It was an interesting game with many different questions being asked and many different perspectives offered. Tim & Peter played the Prussians whilst Paul and Andrew commanded the French.
I won't give a full blow by blow account of this battle as, in many respects it was an introductory game. But here's the general gist of how it played out:
The game started with the French gaining the initiative. And they simply advanced their line. Tim got into the use of his ADC's right from the get -go and used a Forwards tasking to get his reserve brigade marching and took control of the farmhouse on the flank. In the following turns Paul moved his skirmishers up and and some general skirmish fighting took place.
Paul invested a wood near the farmhouse with his infantry but these were countered by a Prussian horse battery unlimbering beside the farm.
On Andrew and Peter's side of the table it was similar for the first couple of turns but their fight mainly tuned into a cavalry battle on the far flank.
My new Chasseurs a Cheval make their debut.
Some of Paul's French cavalry including his ADC conversions.
My new battalion for Lutzow's Freikorps standing in
for the missing fourth landwehr battalion.
All around the table plenty of skirmish fire and artillery took place with varying degrees of success or lack thereof.
On the far right flank Andrew and Peter maneuvered their cavalry for a big fight. The French got the initiative and launched a charge with their dragoons in the lead and light cav in support. They met the Prussian dragoons who had a regiment of landwehr cavalry behind them.
Tim and I lose our heads during the thick of battle.
Paul thinking hard on some difficult tactical decisions.
Now, I've had these French dragoons for quite a long time and for most of that time they've sat in a storage box doing nothing. Now, every time they get into the thick of it they win. And it's never a Pyrrhic victory. It's always a crushing defeat of their opponent. This time it was no different. They sent the Prussian horse packing, causing the brigade to falter. Luckily for Peter he rolled well on the Faltering Brigade Chart and the Prussians rallied.
But Pete's saving his cavalry didn't really help. Paul had been targeting one of Pete's landwehr battalions in the center and had caused significant casualties. Now Paul launched his cavalry at the battered battalion. They failed to form square and became unformed. The gun battery gave some supporting fire but it wasn't enough to check the French horsemen. In the ensuing melee the infantry retreated and the added casualties from the retreat caused them to disperse.
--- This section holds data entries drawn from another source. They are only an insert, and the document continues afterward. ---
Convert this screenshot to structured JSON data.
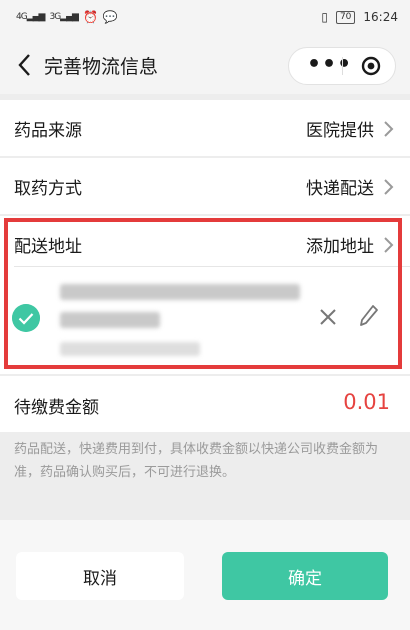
{
  "status_bar": {
    "signal_left": "4G",
    "signal_right": "3G",
    "battery": "70",
    "time": "16:24"
  },
  "navbar": {
    "title": "完善物流信息",
    "more_label": "•••"
  },
  "rows": {
    "source": {
      "label": "药品来源",
      "value": "医院提供"
    },
    "pickup": {
      "label": "取药方式",
      "value": "快递配送"
    },
    "address": {
      "label": "配送地址",
      "value": "添加地址"
    }
  },
  "fee": {
    "label": "待缴费金额",
    "amount": "0.01"
  },
  "note": "药品配送，快递费用到付，具体收费金额以快递公司收费金额为准，药品确认购买后，不可进行退换。",
  "buttons": {
    "cancel": "取消",
    "confirm": "确定"
  },
  "colors": {
    "accent": "#3fc7a3",
    "price": "#e64340",
    "highlight": "#e43b3b"
  }
}
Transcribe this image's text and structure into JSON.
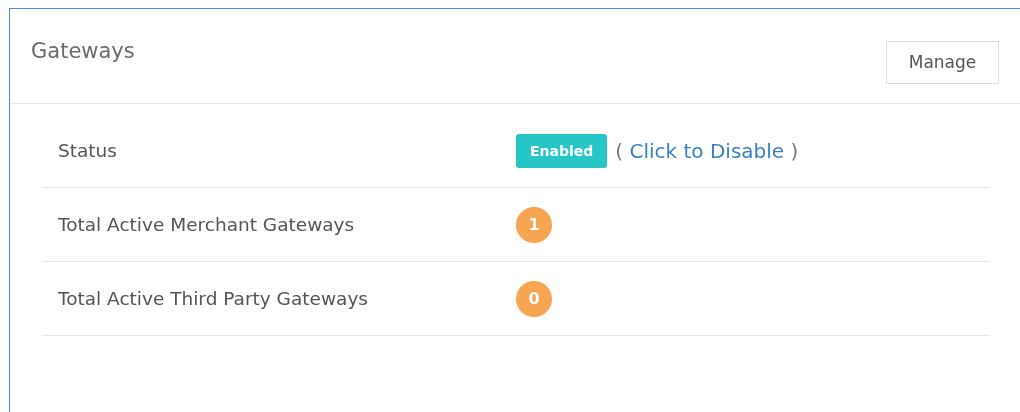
{
  "panel": {
    "title": "Gateways",
    "manage_button": "Manage"
  },
  "rows": [
    {
      "kind": "status",
      "label": "Status",
      "badge": "Enabled",
      "action_open": "(",
      "action_link": "Click to Disable",
      "action_close": ")"
    },
    {
      "kind": "count",
      "label": "Total Active Merchant Gateways",
      "count": "1"
    },
    {
      "kind": "count",
      "label": "Total Active Third Party Gateways",
      "count": "0"
    }
  ]
}
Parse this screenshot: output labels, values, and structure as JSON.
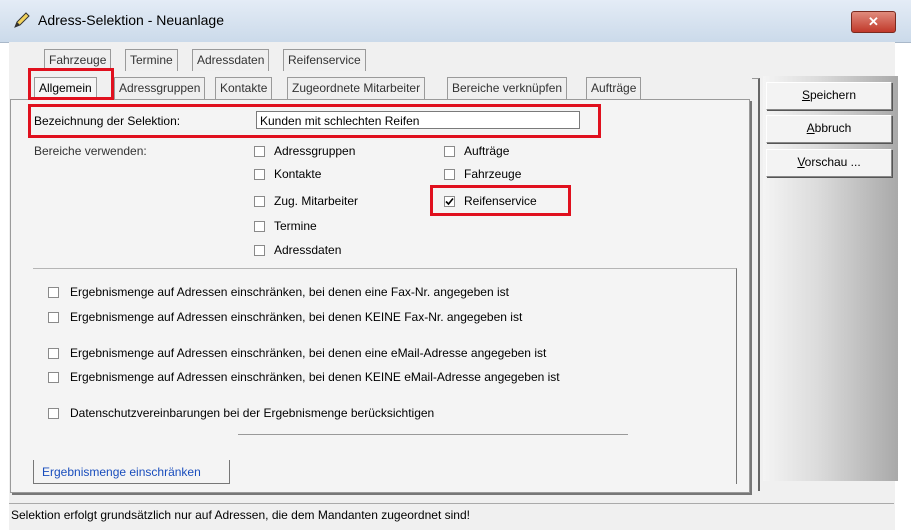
{
  "window": {
    "title": "Adress-Selektion - Neuanlage",
    "close_label": "✕"
  },
  "tabs_row1": [
    "Fahrzeuge",
    "Termine",
    "Adressdaten",
    "Reifenservice"
  ],
  "tabs_row2": [
    "Allgemein",
    "Adressgruppen",
    "Kontakte",
    "Zugeordnete Mitarbeiter",
    "Bereiche verknüpfen",
    "Aufträge"
  ],
  "buttons": {
    "save_first": "S",
    "save_rest": "peichern",
    "cancel_first": "A",
    "cancel_rest": "bbruch",
    "preview_first": "V",
    "preview_rest": "orschau ..."
  },
  "form": {
    "name_label": "Bezeichnung der Selektion:",
    "name_value": "Kunden mit schlechten Reifen",
    "areas_label": "Bereiche verwenden:"
  },
  "areas": {
    "adressgruppen": {
      "label": "Adressgruppen",
      "checked": false
    },
    "kontakte": {
      "label": "Kontakte",
      "checked": false
    },
    "zug_mitarbeiter": {
      "label": "Zug. Mitarbeiter",
      "checked": false
    },
    "termine": {
      "label": "Termine",
      "checked": false
    },
    "adressdaten": {
      "label": "Adressdaten",
      "checked": false
    },
    "auftraege": {
      "label": "Aufträge",
      "checked": false
    },
    "fahrzeuge": {
      "label": "Fahrzeuge",
      "checked": false
    },
    "reifenservice": {
      "label": "Reifenservice",
      "checked": true
    }
  },
  "restrictions": {
    "fax_yes": "Ergebnismenge auf Adressen einschränken, bei denen eine Fax-Nr. angegeben ist",
    "fax_no": "Ergebnismenge auf Adressen einschränken, bei denen KEINE Fax-Nr. angegeben ist",
    "email_yes": "Ergebnismenge auf Adressen einschränken, bei denen eine eMail-Adresse angegeben ist",
    "email_no": "Ergebnismenge auf Adressen einschränken, bei denen KEINE eMail-Adresse angegeben ist",
    "privacy": "Datenschutzvereinbarungen bei der Ergebnismenge berücksichtigen"
  },
  "bottom_tab": "Ergebnismenge einschränken",
  "status": "Selektion erfolgt grundsätzlich nur auf Adressen, die dem Mandanten zugeordnet sind!",
  "colors": {
    "highlight": "#e0101e",
    "link_blue": "#1a4ebd"
  }
}
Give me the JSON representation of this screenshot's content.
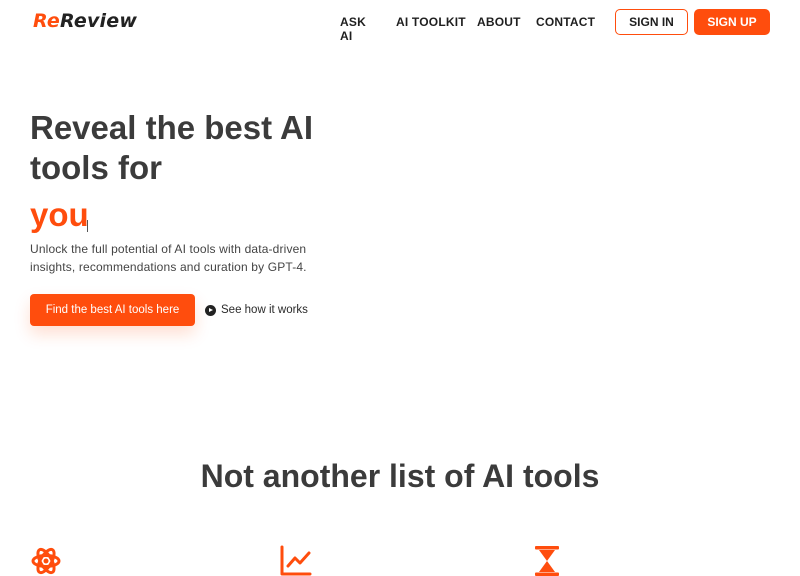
{
  "header": {
    "logo_prefix": "Re",
    "logo_suffix": "Review",
    "nav": {
      "ask_ai": "ASK AI",
      "toolkit": "AI TOOLKIT",
      "about": "ABOUT",
      "contact": "CONTACT"
    },
    "signin_label": "SIGN IN",
    "signup_label": "SIGN UP"
  },
  "hero": {
    "title": "Reveal the best AI tools for",
    "accent_word": "you",
    "subtitle": "Unlock the full potential of AI tools with data-driven insights, recommendations and curation by GPT-4.",
    "cta_label": "Find the best AI tools here",
    "how_it_works_label": "See how it works"
  },
  "features": {
    "title": "Not another list of AI tools",
    "icons": [
      "atom-icon",
      "chart-line-icon",
      "hourglass-icon"
    ]
  },
  "colors": {
    "accent": "#ff4d0d",
    "text": "#3b3b3b"
  }
}
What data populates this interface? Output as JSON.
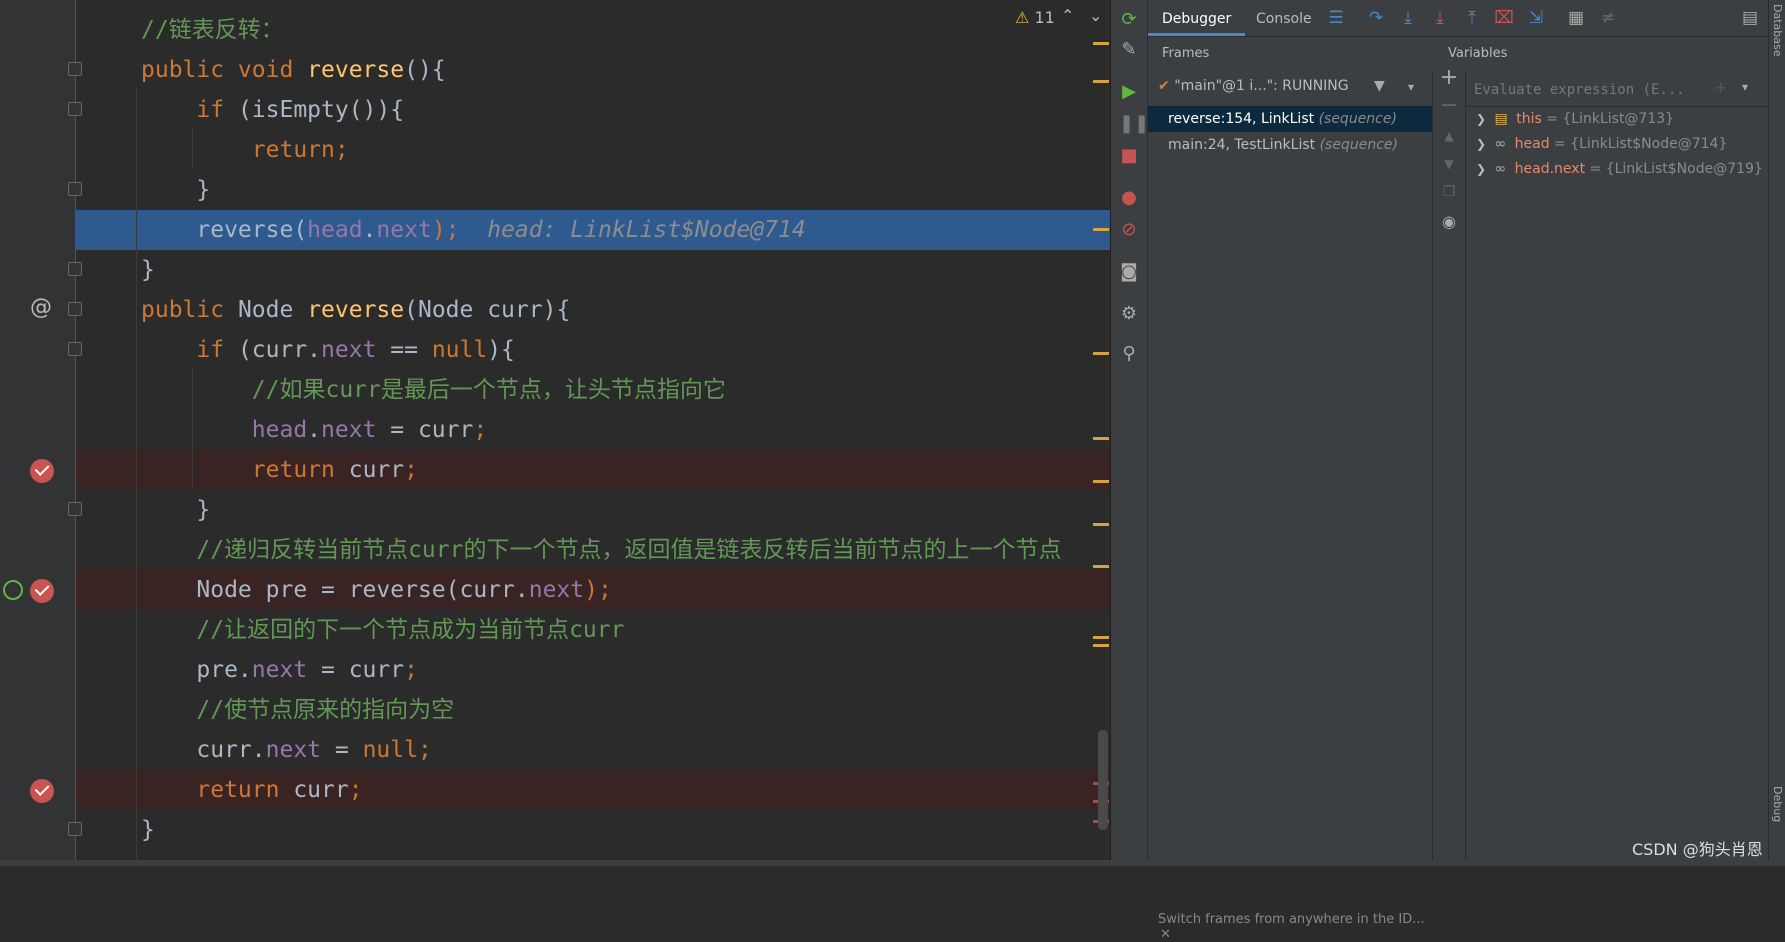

Tim tried to save the day by charging Paul's dragoons bringing up the rear with his uhlans (who had recently forced the French horse battery to pack up and run) but poor rolling on his behalf saw both cav regiments retire to their own lines. Paul kept up the pressure by charging the faltering landwehr with his lone regiment of chasseurs.
Tim also tried an infantry assault on Paul's line at this time but a good solid volley & dismal Prussian dice saw the assault thrown back in disorder.
So, that was it. It was getting late. The Prussian center was in full retreat and the veteran infantry of the Leib Regiment were not in a position to take the fight to the French without withdrawing and reforming. So the day went to the French.
Another good game but I don't think Tim was enamored with the rules. He had some successes throughout the game but his main attack failed. I hope he comes back to play again because he's a very experienced and more than worthy opponent.
As for the center collapse I prompted Paul to charge with his cavalry. He's a seasoned player but new to GdA so I explained the possible results of charging and he went with it. Due to Peter's troops being Recruit status and the casualties they were carrying, the chances of his battalion forming square were drastically reduced. He could have formed square when Tim chased off the battery that was battering them but his focus was on the cavalry battle on the wing.
Strangely, both Pete & Time placed their landwehr towards the center. I'm guessing this was through a lack of communication but it did make the Prussian center weak.
Being a referee can give you a perspective that you don't see when you're in the thick of it.
And some more pics including some I stole from Russel (some of the better ones above are his too).
And there we are. from the left: Someone's head and a neighboring game,
Pete, Tim, Me, Paul, Andrew.
Andrew looking rather contented as his troops take up positions on the hill.